By Matt Schmitz on November 13, 2013
Following a dip in September in the average fuel economy of new vehicles sold in the U.S., the so-called window-sticker value rebounded in October. Researchers at the University of Michigan Transportation Research Institute — who calculate average sales-weighted fuel economy using monthly sales of individual models of cars, SUVs, vans and pickup trucks, as well as respective models' EPA fuel-economy ratings — reported last month's value had returned to 24.8 mpg, where it peaked in August before falling 0.2 mpg to 24.6 in September due to reduced pump prices of late.
"This improvement likely reflects the net effect of two opposing trends: the improved fuel economy of model-year 2014 vehicles, and the decreased demand for fuel-efficient vehicles because of the recent reduction in the price of gasoline," the institute said in a statement. "Vehicle fuel economy is up 4.7 mpg since October 2007 (the first month of our monitoring)."

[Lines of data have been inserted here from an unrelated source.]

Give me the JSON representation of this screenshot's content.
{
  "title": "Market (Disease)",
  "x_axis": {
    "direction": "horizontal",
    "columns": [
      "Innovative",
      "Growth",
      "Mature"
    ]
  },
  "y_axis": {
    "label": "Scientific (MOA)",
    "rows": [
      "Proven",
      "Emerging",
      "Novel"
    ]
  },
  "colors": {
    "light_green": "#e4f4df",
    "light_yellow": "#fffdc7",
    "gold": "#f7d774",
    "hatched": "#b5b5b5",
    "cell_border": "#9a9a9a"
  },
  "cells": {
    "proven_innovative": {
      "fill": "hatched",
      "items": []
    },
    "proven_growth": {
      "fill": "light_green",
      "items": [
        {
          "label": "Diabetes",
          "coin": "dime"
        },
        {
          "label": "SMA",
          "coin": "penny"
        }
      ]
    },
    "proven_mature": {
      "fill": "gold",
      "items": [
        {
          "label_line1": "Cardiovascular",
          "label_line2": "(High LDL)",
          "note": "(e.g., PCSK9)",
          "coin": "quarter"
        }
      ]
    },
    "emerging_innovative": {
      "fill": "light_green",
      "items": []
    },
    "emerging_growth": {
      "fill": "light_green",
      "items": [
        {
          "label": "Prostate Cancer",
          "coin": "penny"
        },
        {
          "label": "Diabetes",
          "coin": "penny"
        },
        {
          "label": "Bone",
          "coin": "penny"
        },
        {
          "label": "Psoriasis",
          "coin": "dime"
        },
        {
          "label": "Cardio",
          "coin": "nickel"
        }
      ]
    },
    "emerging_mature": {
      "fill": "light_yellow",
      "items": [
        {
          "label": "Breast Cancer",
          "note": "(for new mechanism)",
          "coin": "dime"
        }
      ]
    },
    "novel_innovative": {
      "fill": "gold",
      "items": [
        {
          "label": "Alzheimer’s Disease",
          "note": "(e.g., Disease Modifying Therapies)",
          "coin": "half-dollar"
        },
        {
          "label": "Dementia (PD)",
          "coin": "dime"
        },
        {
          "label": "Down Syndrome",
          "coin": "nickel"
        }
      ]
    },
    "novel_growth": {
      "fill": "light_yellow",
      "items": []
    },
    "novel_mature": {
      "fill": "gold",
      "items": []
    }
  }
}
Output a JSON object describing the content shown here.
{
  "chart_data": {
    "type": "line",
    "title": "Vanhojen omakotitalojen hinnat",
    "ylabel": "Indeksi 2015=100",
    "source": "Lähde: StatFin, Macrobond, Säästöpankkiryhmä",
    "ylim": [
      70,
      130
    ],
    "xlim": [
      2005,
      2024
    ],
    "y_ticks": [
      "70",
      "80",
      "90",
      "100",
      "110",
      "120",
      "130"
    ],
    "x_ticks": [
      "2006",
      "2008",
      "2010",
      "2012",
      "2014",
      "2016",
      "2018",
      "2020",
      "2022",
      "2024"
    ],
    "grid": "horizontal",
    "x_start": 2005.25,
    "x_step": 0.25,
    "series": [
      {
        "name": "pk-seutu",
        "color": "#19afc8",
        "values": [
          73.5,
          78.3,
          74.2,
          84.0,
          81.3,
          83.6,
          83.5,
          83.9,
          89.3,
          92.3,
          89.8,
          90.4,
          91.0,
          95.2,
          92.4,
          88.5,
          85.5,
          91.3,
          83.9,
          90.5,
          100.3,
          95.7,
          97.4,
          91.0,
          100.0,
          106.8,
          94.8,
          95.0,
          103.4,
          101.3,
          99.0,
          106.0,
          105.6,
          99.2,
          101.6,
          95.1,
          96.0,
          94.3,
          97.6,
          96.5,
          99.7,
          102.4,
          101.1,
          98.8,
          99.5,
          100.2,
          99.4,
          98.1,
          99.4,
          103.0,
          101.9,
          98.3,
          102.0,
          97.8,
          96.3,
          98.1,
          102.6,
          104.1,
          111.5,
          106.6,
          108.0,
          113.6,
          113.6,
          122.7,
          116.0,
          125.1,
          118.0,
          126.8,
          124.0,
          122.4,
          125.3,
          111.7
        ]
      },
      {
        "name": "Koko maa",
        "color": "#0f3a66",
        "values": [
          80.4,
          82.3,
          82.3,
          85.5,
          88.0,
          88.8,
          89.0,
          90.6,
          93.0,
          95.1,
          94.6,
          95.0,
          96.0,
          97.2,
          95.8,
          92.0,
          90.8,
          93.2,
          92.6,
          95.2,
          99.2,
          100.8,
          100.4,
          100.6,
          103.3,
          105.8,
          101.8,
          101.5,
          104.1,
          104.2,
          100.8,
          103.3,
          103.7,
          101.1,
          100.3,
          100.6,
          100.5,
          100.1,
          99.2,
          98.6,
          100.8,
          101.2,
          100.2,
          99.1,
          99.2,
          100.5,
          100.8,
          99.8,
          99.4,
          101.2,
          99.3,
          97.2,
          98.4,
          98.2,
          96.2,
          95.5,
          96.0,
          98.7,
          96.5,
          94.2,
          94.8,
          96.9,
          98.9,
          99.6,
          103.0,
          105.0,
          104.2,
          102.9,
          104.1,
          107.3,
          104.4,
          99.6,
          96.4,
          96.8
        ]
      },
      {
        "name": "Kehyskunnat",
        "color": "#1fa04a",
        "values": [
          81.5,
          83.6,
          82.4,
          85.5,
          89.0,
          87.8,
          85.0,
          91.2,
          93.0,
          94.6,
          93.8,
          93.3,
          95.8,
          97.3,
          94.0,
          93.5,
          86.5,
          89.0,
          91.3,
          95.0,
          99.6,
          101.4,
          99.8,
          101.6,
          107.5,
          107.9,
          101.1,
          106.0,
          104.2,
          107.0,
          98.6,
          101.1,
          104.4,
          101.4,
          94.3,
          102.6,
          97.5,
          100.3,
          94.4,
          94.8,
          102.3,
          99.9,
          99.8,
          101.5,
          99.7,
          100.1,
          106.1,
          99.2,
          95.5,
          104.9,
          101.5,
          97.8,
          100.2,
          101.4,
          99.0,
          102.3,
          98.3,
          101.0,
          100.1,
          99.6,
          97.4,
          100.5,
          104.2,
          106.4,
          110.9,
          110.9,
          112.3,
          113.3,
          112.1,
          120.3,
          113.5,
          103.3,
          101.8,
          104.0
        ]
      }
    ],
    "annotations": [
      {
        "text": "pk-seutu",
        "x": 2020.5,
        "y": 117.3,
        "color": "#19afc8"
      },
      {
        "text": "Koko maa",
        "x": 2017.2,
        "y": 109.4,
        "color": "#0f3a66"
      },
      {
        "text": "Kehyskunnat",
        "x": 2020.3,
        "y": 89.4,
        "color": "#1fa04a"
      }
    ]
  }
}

Meanwhile, motorists' greenhouse-gas emissions again continued their steady descent, according to the University of Michigan's Eco-Driving Index; the index estimates the monthly amount of greenhouse gases produced by an individual U.S. driver who has purchased a new light-duty vehicle that month. October's EDI stands at 0.8, unchanged from the previous month but still a 20 percent improvement since October 2007. EDI takes into account both the fuel used per distance driven and the amount of driving.